Figure 1 Sliding correlations (200 days) between the 50- to 80-day low-frequency rainfalls in the Lower Reaches of the Yangtze River from 2013 to 2014; and the principal components (pc1-pc7) of the global 850 hPa low-frequency zonal winds
4.3 Data Validation
A sliding modeling method was adopted to maintain the significant correlations between the low-frequency rainfall lcjr in LRYR and each period of the seven principal coefficients (pc1, pc2, ..., pc7) as far as possible. Then, the observed data were gradually adapted in order to obtain the main delay-dependent changes, and improve the forecasting ability of the ECAR[6]. The real-time forecasting process adopted a limited memory method to maintain the subsequent unchanged numbers. Also, the extended data matrix F=(pc1 pc2 ... pc7, lcjr) was used to establish the ECAR containing the time-varying coefficients, and conduct independent sample forecasting tests of the sliding of each data component in the extended data matrix.
5 Discussion and Conclusion
The observational data is normally characterized by multivariable properties. The dynamic data can be used to determine complicated low-frequency variation processes and systems and establish simplified sub-seasonal forecasting models. This study developed lcjr datasets for the seven low-frequency principal components (pc1, pc2, …, pc7) of the global 850 hPa 50- to 80-day low-frequency zonal wind fields, and daily low-frequency rainfall events in the Lower Reaches of the Yangtze River, in order to establish an ECAR forecasting model containing time-varying coefficients. It should be noted that the obtained 50- to 80-day low-frequency oscillation intensities displayed irregular time variations. Therefore, the follow-up research needs to extend the time-series, as well as update it over time.
References
[1] Sue, N. Big data: the Harvard computers [J]. Nature, 2008, 455: 36–37.
[2] Overpeck, J. T., Meehl, G. A., Bony, S., et al. Dealing with data: Climate data challenges in the 21st century [J]. Science, 2011, 331: 700–702.

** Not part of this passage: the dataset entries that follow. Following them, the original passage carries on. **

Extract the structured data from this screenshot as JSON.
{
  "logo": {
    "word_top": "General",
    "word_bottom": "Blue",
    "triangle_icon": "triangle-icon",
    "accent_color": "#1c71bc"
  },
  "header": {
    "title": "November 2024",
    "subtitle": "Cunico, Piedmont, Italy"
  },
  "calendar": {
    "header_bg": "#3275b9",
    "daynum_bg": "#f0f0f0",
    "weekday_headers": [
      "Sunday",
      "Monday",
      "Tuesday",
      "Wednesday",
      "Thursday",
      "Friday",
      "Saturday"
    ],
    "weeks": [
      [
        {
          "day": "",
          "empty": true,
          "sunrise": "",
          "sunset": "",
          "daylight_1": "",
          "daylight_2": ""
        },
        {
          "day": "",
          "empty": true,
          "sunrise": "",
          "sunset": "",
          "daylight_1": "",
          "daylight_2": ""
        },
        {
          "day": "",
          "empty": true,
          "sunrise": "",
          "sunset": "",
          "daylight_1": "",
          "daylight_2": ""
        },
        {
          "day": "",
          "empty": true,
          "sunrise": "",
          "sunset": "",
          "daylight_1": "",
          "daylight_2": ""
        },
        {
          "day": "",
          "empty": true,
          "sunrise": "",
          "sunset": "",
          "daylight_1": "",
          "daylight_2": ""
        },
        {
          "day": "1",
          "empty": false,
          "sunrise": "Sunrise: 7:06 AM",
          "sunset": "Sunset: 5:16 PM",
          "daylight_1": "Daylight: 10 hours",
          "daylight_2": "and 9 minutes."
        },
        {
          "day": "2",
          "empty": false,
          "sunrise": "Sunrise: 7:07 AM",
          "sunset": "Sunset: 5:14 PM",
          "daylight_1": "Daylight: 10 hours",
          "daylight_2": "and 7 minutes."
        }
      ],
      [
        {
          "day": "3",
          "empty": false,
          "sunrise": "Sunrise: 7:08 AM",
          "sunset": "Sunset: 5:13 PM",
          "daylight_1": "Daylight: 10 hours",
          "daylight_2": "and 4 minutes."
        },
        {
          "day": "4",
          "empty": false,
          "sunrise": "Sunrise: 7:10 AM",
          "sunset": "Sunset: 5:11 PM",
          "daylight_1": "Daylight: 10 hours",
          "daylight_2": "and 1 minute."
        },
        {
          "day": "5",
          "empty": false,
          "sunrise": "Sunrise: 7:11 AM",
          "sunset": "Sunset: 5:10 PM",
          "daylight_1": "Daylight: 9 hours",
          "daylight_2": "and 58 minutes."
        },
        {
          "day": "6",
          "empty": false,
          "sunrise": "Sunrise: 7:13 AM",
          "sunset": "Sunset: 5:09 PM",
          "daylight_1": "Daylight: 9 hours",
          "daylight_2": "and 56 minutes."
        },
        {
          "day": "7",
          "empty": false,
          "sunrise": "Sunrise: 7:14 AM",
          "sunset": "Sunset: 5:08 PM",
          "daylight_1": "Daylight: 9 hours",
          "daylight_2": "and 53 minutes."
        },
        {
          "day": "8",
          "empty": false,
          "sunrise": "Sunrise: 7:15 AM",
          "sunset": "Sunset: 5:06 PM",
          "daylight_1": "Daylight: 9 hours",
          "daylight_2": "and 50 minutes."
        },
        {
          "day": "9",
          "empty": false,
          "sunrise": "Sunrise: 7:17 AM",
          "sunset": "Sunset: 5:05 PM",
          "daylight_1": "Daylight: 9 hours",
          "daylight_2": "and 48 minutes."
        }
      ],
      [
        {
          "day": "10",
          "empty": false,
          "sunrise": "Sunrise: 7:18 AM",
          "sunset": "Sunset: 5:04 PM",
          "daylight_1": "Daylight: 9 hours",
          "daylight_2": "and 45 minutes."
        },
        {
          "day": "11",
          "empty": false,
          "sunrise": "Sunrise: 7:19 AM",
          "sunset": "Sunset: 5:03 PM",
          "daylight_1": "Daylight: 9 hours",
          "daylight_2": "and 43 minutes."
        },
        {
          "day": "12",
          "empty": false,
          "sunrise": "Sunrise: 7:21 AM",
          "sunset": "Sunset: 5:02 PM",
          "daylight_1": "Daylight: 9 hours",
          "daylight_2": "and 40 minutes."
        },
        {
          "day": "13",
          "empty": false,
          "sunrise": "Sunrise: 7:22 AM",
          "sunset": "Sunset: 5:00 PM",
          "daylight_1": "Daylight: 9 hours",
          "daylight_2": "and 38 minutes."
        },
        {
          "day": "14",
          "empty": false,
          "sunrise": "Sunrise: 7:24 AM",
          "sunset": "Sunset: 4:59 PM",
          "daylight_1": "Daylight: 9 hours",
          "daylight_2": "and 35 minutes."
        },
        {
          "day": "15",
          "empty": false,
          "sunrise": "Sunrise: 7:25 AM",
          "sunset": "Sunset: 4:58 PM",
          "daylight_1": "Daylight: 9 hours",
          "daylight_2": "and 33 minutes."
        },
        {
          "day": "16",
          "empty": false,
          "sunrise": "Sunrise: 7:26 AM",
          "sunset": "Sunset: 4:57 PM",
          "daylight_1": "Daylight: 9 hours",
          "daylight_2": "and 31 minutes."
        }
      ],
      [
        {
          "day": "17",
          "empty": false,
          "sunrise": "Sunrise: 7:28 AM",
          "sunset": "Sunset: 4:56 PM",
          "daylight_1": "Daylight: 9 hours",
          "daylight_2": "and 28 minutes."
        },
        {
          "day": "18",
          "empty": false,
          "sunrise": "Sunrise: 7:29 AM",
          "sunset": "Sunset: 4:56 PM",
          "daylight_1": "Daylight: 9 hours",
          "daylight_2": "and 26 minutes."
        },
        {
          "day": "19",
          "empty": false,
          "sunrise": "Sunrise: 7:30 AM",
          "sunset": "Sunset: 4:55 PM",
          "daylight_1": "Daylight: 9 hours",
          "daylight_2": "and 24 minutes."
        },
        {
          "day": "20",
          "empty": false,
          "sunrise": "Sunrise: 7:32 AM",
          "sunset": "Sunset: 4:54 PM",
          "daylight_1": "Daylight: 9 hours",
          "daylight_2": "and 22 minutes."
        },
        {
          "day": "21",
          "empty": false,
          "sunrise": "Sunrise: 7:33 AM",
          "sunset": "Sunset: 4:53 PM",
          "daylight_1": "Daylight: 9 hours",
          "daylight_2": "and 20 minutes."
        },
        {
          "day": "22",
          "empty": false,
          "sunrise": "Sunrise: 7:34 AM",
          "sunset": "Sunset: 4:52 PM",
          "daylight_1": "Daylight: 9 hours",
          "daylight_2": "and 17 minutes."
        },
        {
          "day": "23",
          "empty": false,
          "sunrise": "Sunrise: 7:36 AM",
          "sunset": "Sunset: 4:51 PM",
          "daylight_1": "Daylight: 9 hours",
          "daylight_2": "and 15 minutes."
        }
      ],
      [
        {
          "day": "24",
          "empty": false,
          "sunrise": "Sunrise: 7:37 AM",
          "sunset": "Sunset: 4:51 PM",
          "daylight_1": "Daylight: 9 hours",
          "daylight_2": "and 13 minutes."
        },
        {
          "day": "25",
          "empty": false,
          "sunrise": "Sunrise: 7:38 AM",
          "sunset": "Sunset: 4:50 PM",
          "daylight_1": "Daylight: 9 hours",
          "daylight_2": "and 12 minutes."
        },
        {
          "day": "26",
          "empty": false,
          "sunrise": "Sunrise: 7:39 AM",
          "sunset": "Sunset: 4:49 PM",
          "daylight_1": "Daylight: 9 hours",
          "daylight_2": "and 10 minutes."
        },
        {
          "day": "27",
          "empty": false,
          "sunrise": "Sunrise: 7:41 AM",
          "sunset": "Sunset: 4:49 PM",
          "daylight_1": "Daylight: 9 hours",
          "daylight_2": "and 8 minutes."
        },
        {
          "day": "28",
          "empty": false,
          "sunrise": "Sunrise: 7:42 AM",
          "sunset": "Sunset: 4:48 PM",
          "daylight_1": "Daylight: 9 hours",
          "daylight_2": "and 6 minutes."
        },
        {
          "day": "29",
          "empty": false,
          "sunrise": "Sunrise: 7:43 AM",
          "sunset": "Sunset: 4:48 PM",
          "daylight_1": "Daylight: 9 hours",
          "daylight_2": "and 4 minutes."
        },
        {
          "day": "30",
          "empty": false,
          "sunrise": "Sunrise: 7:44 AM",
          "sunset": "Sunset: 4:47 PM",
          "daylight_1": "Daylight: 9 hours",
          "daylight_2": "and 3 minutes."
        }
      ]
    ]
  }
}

[3] Brunet, G., Shapiro. M., Hoskins, B., et al. Collaboration of the weather and climate communities to advance subseasonal-to-seasonal prediction [J]. Bulletin of the American Meteorological Society, 2010, 91: 1397–1406.
[4] Kondrashov, D., Chekroun, M. D., Robertson, A. W., et al. Low-order stochastic model and “past-noise forecasting” of the Madden–Julian Oscillation [J]. Geophysical Research Letters, 2013, 40: 5305–5310.
[5] Chen, N., Majda, A. J. Predicting the real-time multivariate madden–Julian Oscillation Index through a low-order nonlinear stochastic model [J]. Monthly Weather Review, 2015, 143: 2148–2169.
[6] Yang, Q. M. Extended complex autoregressive model of low-frequency rainfalls over the lower reaches of Yangtze river valley for extended range forecast in 2013 [J]. Acta Physica Sinica, 2014, 63(19): 455-465. DOI: 10.7498/aps.63.199202.
[7] Yang, Q. M. A study on the subseasonal forecast of low frequency rainfall over the lower reaches of Yangtze River Valley based on the 50-80 d oscillation [J]. Acta Meteorologica Sinica, 2016, 74(4): 491–509.
[8] Yang, Q. M. Datasets from the sub-seasonal forecast for the low frequency rainfall over the lower reaches of the Yangtze River Valley on the time scale of 50 to 80 d [DB/OL]. Global Change Research Data Publishing & Repository, 2018. DOI: 10.3974/geodb.2018.03.11.V1.
[9] GCdataPR Editorial Office. GCdataPR data sharing policy [OL]. DOI: 10.3974/dp.policy.2014.05 (Updated 2017).
[10] Kalnay, E., Kanamitsu, M., Kistler, R., et al. The NCEP/NCAR 40-year reanalysis project [J]. Bulletin of the American Meteorological Society, 1996, 77: 437–471.
[11] Mo, K. C. Adaptive filtering and prediction of intraseasonal oscillations [J]. Monthly Weather Review, 2001, 129: 802–817.